In his one-sentence letter to the governor, Derrick Evans, who was recently elected to the West Virginia House of Delegates, said he resigned effective immediately.
In a statement about his resignation, Evans described the past few days as "a difficult time" for his family, colleagues, and himself.
"I feel it’s best at this point to resign my seat in the House and focus on my personal situation and those I love," he said. "I take full responsibility for my actions, and deeply regret any hurt, pain or embarrassment I may have caused my family, friends, constituents and fellow West Virginians."
His resignation came shortly after the Department of Justice announced that he is being charged with one count of knowingly entering or remaining in any restricted building or grounds without lawful authority, and one count of violent entry and disorderly conduct on Capitol grounds.
Evans was taken into custody Friday, the department said.
In a now-deleted livestream on his Facebook, Evans is seen crossing the threshold of the doorway into the US Capitol and shouting, “We’re in, we’re in! Derrick Evans is in the Capitol!”
In the criminal complaint affidavit, prosecutors listed memes that Evans posted online as “potentially relevant” to his motive and intent, including one with the text “TAKE AMERICA BACK. BE THERE. WILL BE WILD. D.C., JANUARY 6, 2021”
The affidavit also stated that prior to his livestream, Evans posted videos on Facebook of the crowd outside the Capitol building. In one of those videos, he says, "They're making an announcement right now saying if Pence betrays us you better get your mind right because we're storming the building," then laughs and adds, "I'm just the messenger."
His Facebook account has since been removed.
On Thursday, his attorney John Bryan said Evans would not be resigning from public office and maintained that his client was innocent until proven guilty.
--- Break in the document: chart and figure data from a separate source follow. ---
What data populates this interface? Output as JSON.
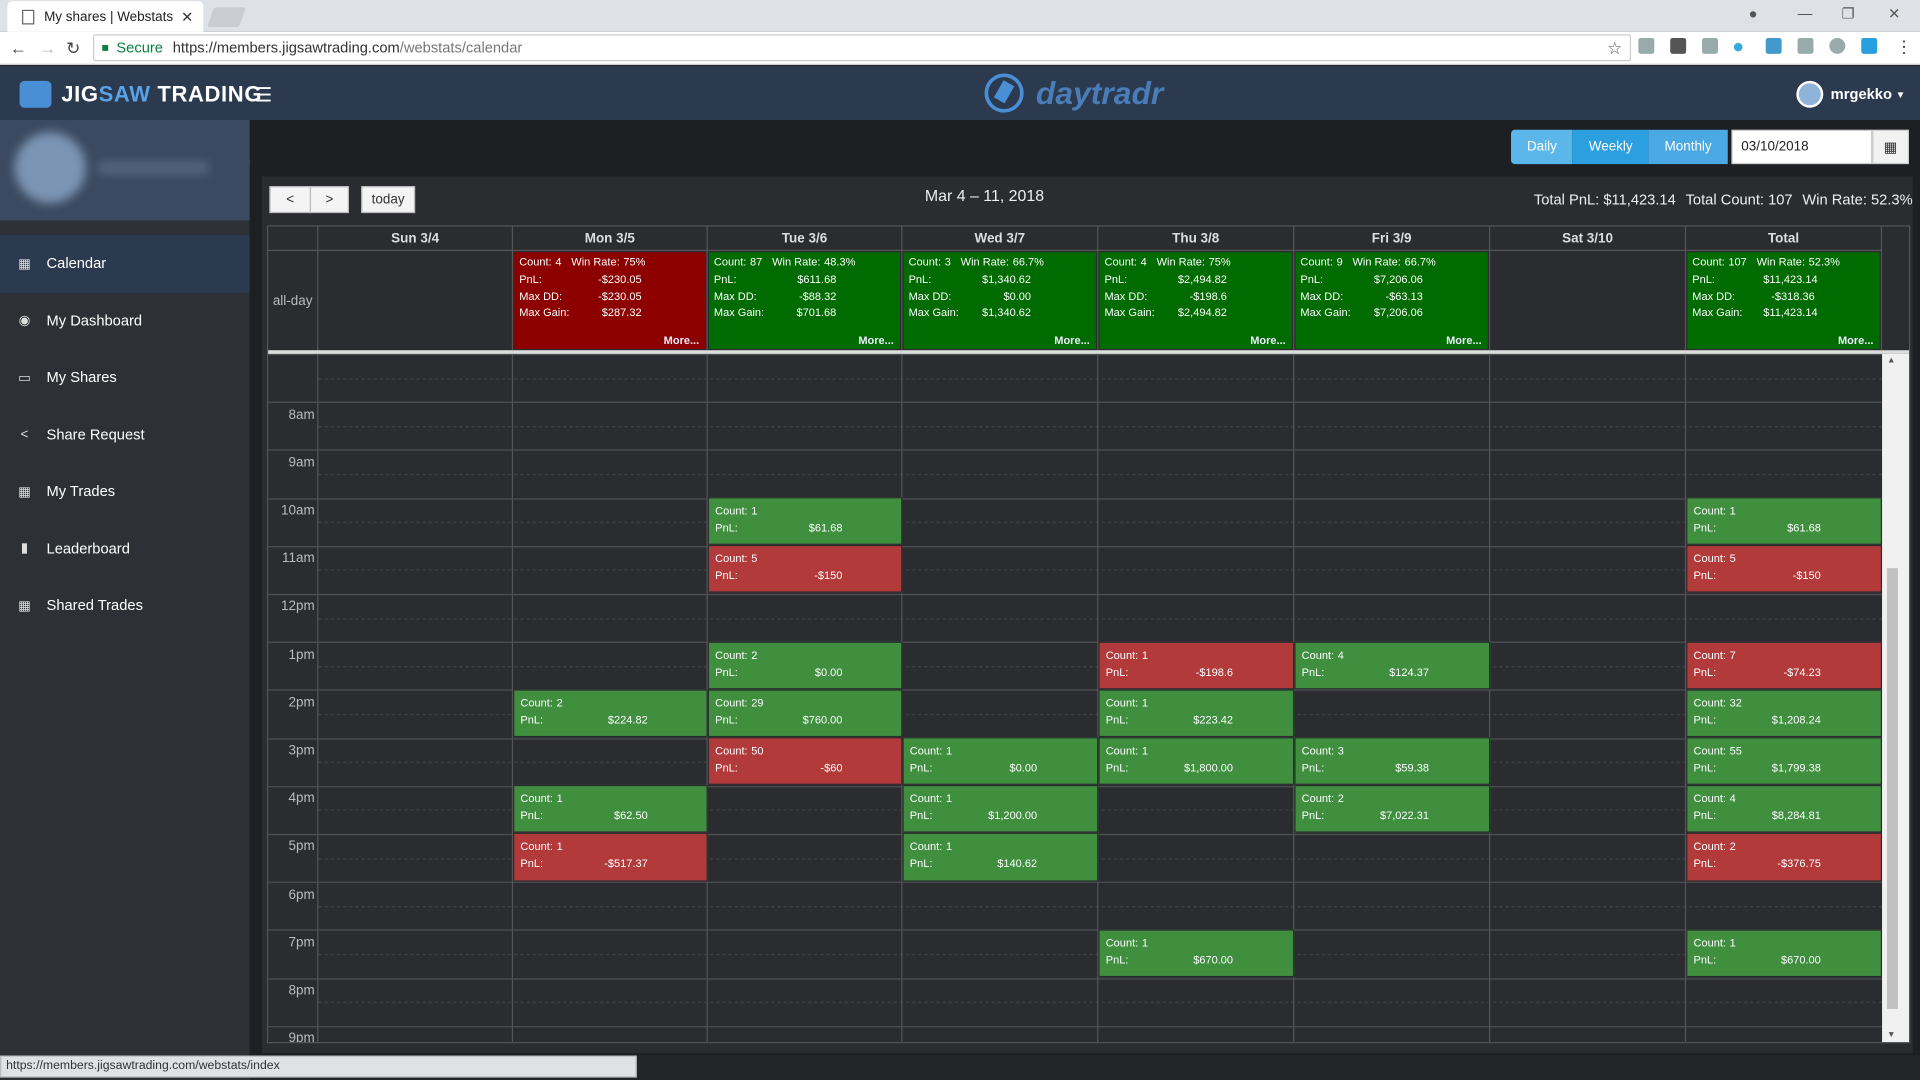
{
  "browser": {
    "tab_title": "My shares | Webstats",
    "secure": "Secure",
    "url_host": "https://members.jigsawtrading.com",
    "url_path": "/webstats/calendar",
    "status_url": "https://members.jigsawtrading.com/webstats/index"
  },
  "header": {
    "logo_a": "JIG",
    "logo_b": "SAW",
    "logo_c": " TRADING",
    "brand": "daytradr",
    "user": "mrgekko"
  },
  "sidebar": {
    "items": [
      {
        "label": "Calendar",
        "icon": "calendar-icon",
        "glyph": "▦"
      },
      {
        "label": "My Dashboard",
        "icon": "dashboard-icon",
        "glyph": "◉"
      },
      {
        "label": "My Shares",
        "icon": "monitor-icon",
        "glyph": "▭"
      },
      {
        "label": "Share Request",
        "icon": "share-icon",
        "glyph": "<"
      },
      {
        "label": "My Trades",
        "icon": "table-icon",
        "glyph": "▦"
      },
      {
        "label": "Leaderboard",
        "icon": "bar-chart-icon",
        "glyph": "▮"
      },
      {
        "label": "Shared Trades",
        "icon": "table-icon",
        "glyph": "▦"
      }
    ]
  },
  "controls": {
    "daily": "Daily",
    "weekly": "Weekly",
    "monthly": "Monthly",
    "date": "03/10/2018",
    "today": "today",
    "prev": "<",
    "next": ">"
  },
  "calendar": {
    "title": "Mar 4 – 11, 2018",
    "total_pnl": "Total PnL: $11,423.14",
    "total_count": "Total Count: 107",
    "win_rate": "Win Rate: 52.3%",
    "allday": "all-day",
    "days": [
      "Sun 3/4",
      "Mon 3/5",
      "Tue 3/6",
      "Wed 3/7",
      "Thu 3/8",
      "Fri 3/9",
      "Sat 3/10",
      "Total"
    ],
    "summaries": [
      null,
      {
        "color": "red",
        "count": "4",
        "win": "75%",
        "pnl": "-$230.05",
        "dd": "-$230.05",
        "gain": "$287.32"
      },
      {
        "color": "grn",
        "count": "87",
        "win": "48.3%",
        "pnl": "$611.68",
        "dd": "-$88.32",
        "gain": "$701.68"
      },
      {
        "color": "grn",
        "count": "3",
        "win": "66.7%",
        "pnl": "$1,340.62",
        "dd": "$0.00",
        "gain": "$1,340.62"
      },
      {
        "color": "grn",
        "count": "4",
        "win": "75%",
        "pnl": "$2,494.82",
        "dd": "-$198.6",
        "gain": "$2,494.82"
      },
      {
        "color": "grn",
        "count": "9",
        "win": "66.7%",
        "pnl": "$7,206.06",
        "dd": "-$63.13",
        "gain": "$7,206.06"
      },
      null,
      {
        "color": "grn",
        "count": "107",
        "win": "52.3%",
        "pnl": "$11,423.14",
        "dd": "-$318.36",
        "gain": "$11,423.14"
      }
    ],
    "labels": {
      "count": "Count:",
      "win": "Win Rate:",
      "pnl": "PnL:",
      "dd": "Max DD:",
      "gain": "Max Gain:",
      "more": "More..."
    },
    "hours": [
      "8am",
      "9am",
      "10am",
      "11am",
      "12pm",
      "1pm",
      "2pm",
      "3pm",
      "4pm",
      "5pm",
      "6pm",
      "7pm",
      "8pm",
      "9pm"
    ],
    "events": [
      {
        "day": 2,
        "hour": 10,
        "count": "1",
        "pnl": "$61.68",
        "c": "g"
      },
      {
        "day": 7,
        "hour": 10,
        "count": "1",
        "pnl": "$61.68",
        "c": "g"
      },
      {
        "day": 2,
        "hour": 11,
        "count": "5",
        "pnl": "-$150",
        "c": "r"
      },
      {
        "day": 7,
        "hour": 11,
        "count": "5",
        "pnl": "-$150",
        "c": "r"
      },
      {
        "day": 2,
        "hour": 13,
        "count": "2",
        "pnl": "$0.00",
        "c": "g"
      },
      {
        "day": 4,
        "hour": 13,
        "count": "1",
        "pnl": "-$198.6",
        "c": "r"
      },
      {
        "day": 5,
        "hour": 13,
        "count": "4",
        "pnl": "$124.37",
        "c": "g"
      },
      {
        "day": 7,
        "hour": 13,
        "count": "7",
        "pnl": "-$74.23",
        "c": "r"
      },
      {
        "day": 1,
        "hour": 14,
        "count": "2",
        "pnl": "$224.82",
        "c": "g"
      },
      {
        "day": 2,
        "hour": 14,
        "count": "29",
        "pnl": "$760.00",
        "c": "g"
      },
      {
        "day": 4,
        "hour": 14,
        "count": "1",
        "pnl": "$223.42",
        "c": "g"
      },
      {
        "day": 7,
        "hour": 14,
        "count": "32",
        "pnl": "$1,208.24",
        "c": "g"
      },
      {
        "day": 2,
        "hour": 15,
        "count": "50",
        "pnl": "-$60",
        "c": "r"
      },
      {
        "day": 3,
        "hour": 15,
        "count": "1",
        "pnl": "$0.00",
        "c": "g"
      },
      {
        "day": 4,
        "hour": 15,
        "count": "1",
        "pnl": "$1,800.00",
        "c": "g"
      },
      {
        "day": 5,
        "hour": 15,
        "count": "3",
        "pnl": "$59.38",
        "c": "g"
      },
      {
        "day": 7,
        "hour": 15,
        "count": "55",
        "pnl": "$1,799.38",
        "c": "g"
      },
      {
        "day": 1,
        "hour": 16,
        "count": "1",
        "pnl": "$62.50",
        "c": "g"
      },
      {
        "day": 3,
        "hour": 16,
        "count": "1",
        "pnl": "$1,200.00",
        "c": "g"
      },
      {
        "day": 5,
        "hour": 16,
        "count": "2",
        "pnl": "$7,022.31",
        "c": "g"
      },
      {
        "day": 7,
        "hour": 16,
        "count": "4",
        "pnl": "$8,284.81",
        "c": "g"
      },
      {
        "day": 1,
        "hour": 17,
        "count": "1",
        "pnl": "-$517.37",
        "c": "r"
      },
      {
        "day": 3,
        "hour": 17,
        "count": "1",
        "pnl": "$140.62",
        "c": "g"
      },
      {
        "day": 7,
        "hour": 17,
        "count": "2",
        "pnl": "-$376.75",
        "c": "r"
      },
      {
        "day": 4,
        "hour": 19,
        "count": "1",
        "pnl": "$670.00",
        "c": "g"
      },
      {
        "day": 7,
        "hour": 19,
        "count": "1",
        "pnl": "$670.00",
        "c": "g"
      }
    ]
  },
  "colors": {
    "header": "#2b3a4e",
    "accent": "#2b9fe0",
    "summary_red": "#8c0000",
    "summary_green": "#006b00",
    "event_green": "#3f8f3f",
    "event_red": "#b33a3a"
  }
}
"He committed no criminal act that day," said Bryan in a statement. "To the contrary, he was exercising his constitutionally protected rights to engage in peaceful protest and to ﬁlm the events which were unfolding."
Bryan could not be immediately reached for comment.
Evans was not the only lawmaker to attend the rally that quickly turned into a riot on Wednesday. Among them was Virginia state senator and Republican gubernatorial candidate, Amanda Chase, who spoke to the crowd of Trump supporters in Washington, DC, before they stormed the Capitol.
Chase, like other lawmakers who attended, said she left before the mob forced their way to the Capitol. Chase is facing calls to resign.